Des œuvres d’art harmonieuses, de magnifiques peintures rupestres des toiles gigantesques et la recherche sur les particules subatomiques ? A priori, l’art et la science, en particulier la recherche nucléaire, n’ont rien en commun … Mais le documentaire du cinéaste Valerio Jalongo prouve le contraire en proposant une immersion insolite et inédite au cœur du CERN; dans les arcanes du grand collisionneur souterrain du CERN, à Genève, avec la participation de nombreux théoriciens, expérimentateurs et techniciens travaillant dans le laboratoire.

 

Projeté au Festival Visions du Réel à Nyon, Le CERN et le sens de la beauté révèle les secrets du laboratoire souterrain du CERN et montre à quel point la beauté et l’harmonie guident les scientifiques à l’instar des artistes, les premiers comme les seconds mus par un sens commun de l’esthétisme. Autorisé à filmer durant deux ans au cœur de ce microcosme méconnu et préservé, Valerio Jalongo nous dévoile les gigantesques machines du CERN comme jamais vues, tirant un parallèle novateur et surprenant entre  des images à l’énergie aussi mystérieuse que les œuvres d’artistes tels qu’Olafur Eliasson, Michael Hoch, Carla Scaletti et de nombreux autres. Les témoignages de nombreux scientifiques comme de nombreux artistes soulignent la communion universelle et cosmopolite de cette quête du Graal qui assoit des échanges bien au-delà des nationalités et des cultures différentes.

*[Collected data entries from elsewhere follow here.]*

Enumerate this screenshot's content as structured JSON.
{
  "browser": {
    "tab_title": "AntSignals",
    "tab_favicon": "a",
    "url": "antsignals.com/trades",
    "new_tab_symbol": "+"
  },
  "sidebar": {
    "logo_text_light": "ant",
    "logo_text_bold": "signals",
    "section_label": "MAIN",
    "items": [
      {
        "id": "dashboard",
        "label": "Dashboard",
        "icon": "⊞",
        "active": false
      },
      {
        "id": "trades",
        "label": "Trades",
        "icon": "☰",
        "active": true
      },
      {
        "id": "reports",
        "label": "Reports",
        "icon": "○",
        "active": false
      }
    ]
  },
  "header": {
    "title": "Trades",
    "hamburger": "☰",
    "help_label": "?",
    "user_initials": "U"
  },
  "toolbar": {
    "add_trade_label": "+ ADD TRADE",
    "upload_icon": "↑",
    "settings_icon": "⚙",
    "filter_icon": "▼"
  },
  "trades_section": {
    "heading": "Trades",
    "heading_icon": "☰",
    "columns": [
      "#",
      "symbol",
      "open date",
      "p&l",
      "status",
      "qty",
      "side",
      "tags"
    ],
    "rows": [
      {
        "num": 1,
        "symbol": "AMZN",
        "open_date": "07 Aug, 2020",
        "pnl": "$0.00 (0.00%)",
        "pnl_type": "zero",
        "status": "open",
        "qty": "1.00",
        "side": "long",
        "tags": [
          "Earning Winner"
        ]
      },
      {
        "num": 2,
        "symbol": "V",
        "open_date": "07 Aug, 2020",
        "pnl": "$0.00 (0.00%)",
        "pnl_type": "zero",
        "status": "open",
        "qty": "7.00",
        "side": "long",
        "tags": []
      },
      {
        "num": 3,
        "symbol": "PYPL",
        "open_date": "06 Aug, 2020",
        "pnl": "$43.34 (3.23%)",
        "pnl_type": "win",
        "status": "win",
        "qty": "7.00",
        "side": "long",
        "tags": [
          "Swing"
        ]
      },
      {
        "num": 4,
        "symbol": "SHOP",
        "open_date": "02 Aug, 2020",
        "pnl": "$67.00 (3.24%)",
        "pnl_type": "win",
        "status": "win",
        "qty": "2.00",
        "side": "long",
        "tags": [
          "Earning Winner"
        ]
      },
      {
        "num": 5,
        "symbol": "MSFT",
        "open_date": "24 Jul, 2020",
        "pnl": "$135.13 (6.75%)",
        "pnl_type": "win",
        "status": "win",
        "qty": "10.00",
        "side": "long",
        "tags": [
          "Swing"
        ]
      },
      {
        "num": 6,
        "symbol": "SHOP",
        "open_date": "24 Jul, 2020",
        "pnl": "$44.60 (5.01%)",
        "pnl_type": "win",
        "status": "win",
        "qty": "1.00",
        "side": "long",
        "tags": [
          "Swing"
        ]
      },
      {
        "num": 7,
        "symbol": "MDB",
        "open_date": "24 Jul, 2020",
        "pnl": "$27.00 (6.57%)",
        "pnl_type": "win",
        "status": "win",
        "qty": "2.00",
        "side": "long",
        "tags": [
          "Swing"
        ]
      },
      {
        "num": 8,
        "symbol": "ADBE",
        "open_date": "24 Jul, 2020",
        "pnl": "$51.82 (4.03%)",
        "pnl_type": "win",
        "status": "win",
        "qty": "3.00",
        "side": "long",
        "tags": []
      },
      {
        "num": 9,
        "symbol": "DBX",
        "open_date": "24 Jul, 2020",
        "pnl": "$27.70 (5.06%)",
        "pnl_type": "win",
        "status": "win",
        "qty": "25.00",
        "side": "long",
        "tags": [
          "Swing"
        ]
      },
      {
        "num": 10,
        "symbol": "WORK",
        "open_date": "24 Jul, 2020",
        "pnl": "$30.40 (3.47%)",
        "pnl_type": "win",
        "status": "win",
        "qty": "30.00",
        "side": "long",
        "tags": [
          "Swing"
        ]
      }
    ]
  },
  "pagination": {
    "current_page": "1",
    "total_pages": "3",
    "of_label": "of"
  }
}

Les images du documentaire riche et dense de Valerio Jalongo évoquent la spiritualité humaine et de liens avec la nature, une nature étonnamment ordonnée et régie par une logique invisible au premier regard. « Des liens qui ont été vécus dans la peur, dans l’expérience commune, dans la puissance destructrice et qui démontrent clairement aujourd’hui que l’humanité ne peut arrêter le réchauffement de la planète – le seul espace vital à sa disposition ».

Il est, bien sûr, question du fameux « boson de Higgs », aussi connu sous d’autres noms dont celui de boson BEH, qui est une particule élémentaire dont l’existence, postulée indépendamment en 1964 par Robert Brout, François Englert, Peter Higgs, les scientifiques du CERN, et qui a alimenté les peurs du simple quidam, se mesure ici aux grandes questions des philosophes et des mystiques – celles touchant à l’univers, à nos origines, à notre destin. La dimension mystique et existentielle de cette quête commune entre artistes et scientifiques est richement nourrie par Valerio Jalongo car, le cinéaste, né à Rome, diplômé en philosophie, avant de fréquenter l’école de cinéma Gaumont, fondée par le producteur Renzo Rossellini.

— Valerio Jalongo
© Firouz Pillet

La dimension philosophique habite ce documentaire qui aborde des questions universelles : certains croient en Dieu, d’autres croient aux lois de la physique et aux formules mathématiques. Mais tous reconnaissent ne comprendre la nature insaisissable de la matière et du cosmos que grâce à leur sixième sens : le sens de la beauté.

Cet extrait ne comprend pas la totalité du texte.